Polo Resources (AIM: POL) and Caledon Resources (AIM: CDN) have agreed, in principle, to merge the two companies to form a coal-focused natural resources company. If the proposed merger goes ahead, Polo will make an all-share offer for Caledon, paying 11.4 shares for every Caledon share.
Based on the 11.4:1 exchange ratio, and Polo’s 5.4p closing price (26th April), the offer has an implied price of 61.56p per share – representing a 14.53% premium.
"The proposed combination offers diversification for Caledon shareholders through Polo's investments in resource companies and its joint venture in Mongolia, while retaining shareholders' exposure to the upside potential contained within our Cook mine and Minyango project”, Caledon MD Mark Trevan commented.
According to the statement, the proposed merger would create a coal-focused natural resources company with investments in geographically diverse exploration and development projects, and direct exposure to the currently high coking coal prices through the producing Cook mine.
“The combined strength of Polo and Caledon's balance sheets will also reduce the risk inherent in financing the development of the Minyango project (in Queensland, Australia). Access to Polo's strong management team with particular emphasis on capital markets experience will also be a major benefit", Trevan added.
Polo is already Caledon’s largest shareholder, with 54.4 million shares which represents 25.94% of the company, and furthermore through this significant shareholding it has had two non-executive directors appointed to the board - David Weill and Stephen Dattels (Polo co-chairman).
Caledon noted that its independent directors indicated that they are supportive of the proposed merger, and that they currently intend to unanimously recommend the offer. The independent directors and Polo, both believe that the combination represents a clear and compelling strategic fit.
"The transaction will provide all Polo shareholders with a renewed focus and direct exposure to the coking and thermal coal markets through 100% ownership of the Cook mine and the Minyango project", Polo Executive Chairman Neil Herbert said.
Additionally, Caledon and Polo have today entered into two loan facility agreements, whereby Polo will provide Caledon with £18 million and A$4 million respectively.
Under the first agreement, Polo will provide a short-term £18 million credit facility to be used, if required, to aid the repayment of Caledon's 8.5% convertible loan notes, due 5 July 2010. The first facility will be available for drawdown in the period between 14 June and 20 July 2010, and it will mature on 31 October 2010.
Secondly, Polo will provide a A$4 million credit facility for the potential lodgment of a bid bond associated with the Wiggins Island tonnage allocation process. The second facility is available for drawdown immediately until the 1 June, and it will mature on 30 September 2010.
Each agreement is subject to interest at a rate of 10% pa.
Caledon operates the Cook underground coking coal mine and is working towards a feasibility study of the nearby Minyango coking coal deposit in Queensland.

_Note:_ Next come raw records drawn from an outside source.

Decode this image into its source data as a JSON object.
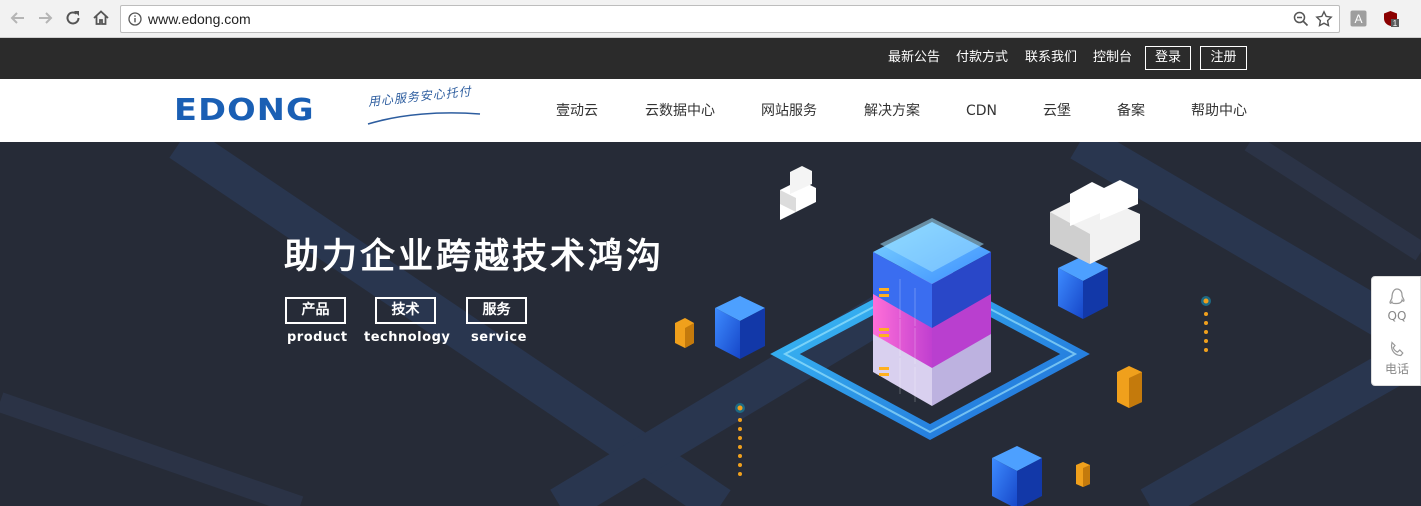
{
  "browser": {
    "url": "www.edong.com",
    "extensions": [
      {
        "name": "translate-extension",
        "label": "A"
      },
      {
        "name": "ublock-extension",
        "badge": "1"
      }
    ]
  },
  "topbar": {
    "links": [
      "最新公告",
      "付款方式",
      "联系我们",
      "控制台"
    ],
    "login_label": "登录",
    "register_label": "注册"
  },
  "header": {
    "logo_text": "EDONG",
    "slogan": "用心服务安心托付",
    "nav": [
      "壹动云",
      "云数据中心",
      "网站服务",
      "解决方案",
      "CDN",
      "云堡",
      "备案",
      "帮助中心"
    ]
  },
  "hero": {
    "title": "助力企业跨越技术鸿沟",
    "tags": [
      {
        "label": "产品",
        "sub": "product"
      },
      {
        "label": "技术",
        "sub": "technology"
      },
      {
        "label": "服务",
        "sub": "service"
      }
    ]
  },
  "float_panel": {
    "qq_label": "QQ",
    "phone_label": "电话"
  },
  "colors": {
    "topbar_bg": "#2b2b2b",
    "hero_bg": "#262b37",
    "brand_blue": "#1a5fb4"
  }
}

In 2009, Caledon mined 604,000 tonnes of coal from the Cook mine, up from 548,000t in 2008. Coking coal production amounted to 406,900t against the previous year’s 378,000t, while coking coal sales increased from 397,000t of to 403,000t. The company has produced and sold 79,000t and 76,000t of thermal coal during the year, compared to 66,000t produced and sold in 2008.
Also during 2009, Cook’s JORC compliant resource was increased by 230Mt (million tonnes) to 406Mt and the Minyango Resource by 50Mt to 342Mt. The company intends to increase production from to 700,000t in 2010.
Polo Resources has a number of projects, shareholdings and joint ventures which are split between two resources - coal and uranium. Currently, Polo has three strategic shareholdings with its 25.94% stake in Caledon, a 29.83% interest in GCM Resources (AIM: GCM) and a 9.3% interest in Namibia-operating uranium company Extract Resources (ASX, TSX: EXT).
Earlier this month, Polo’s Co-Chairman Dattels announced his decision to step down as a non-executive director of Extract Resources. Polo recently hired BMO Capital Markets to evaluate strategic options with regards to its Extract shareholding.
Extract Resources is conducting a Definitive Feasibility Study (DFS) at Rossing South, in Namibia, and last month the company said that the DFS, which is expected to confirm the project's potential as one of the world's largest uranium mines, is progressing well.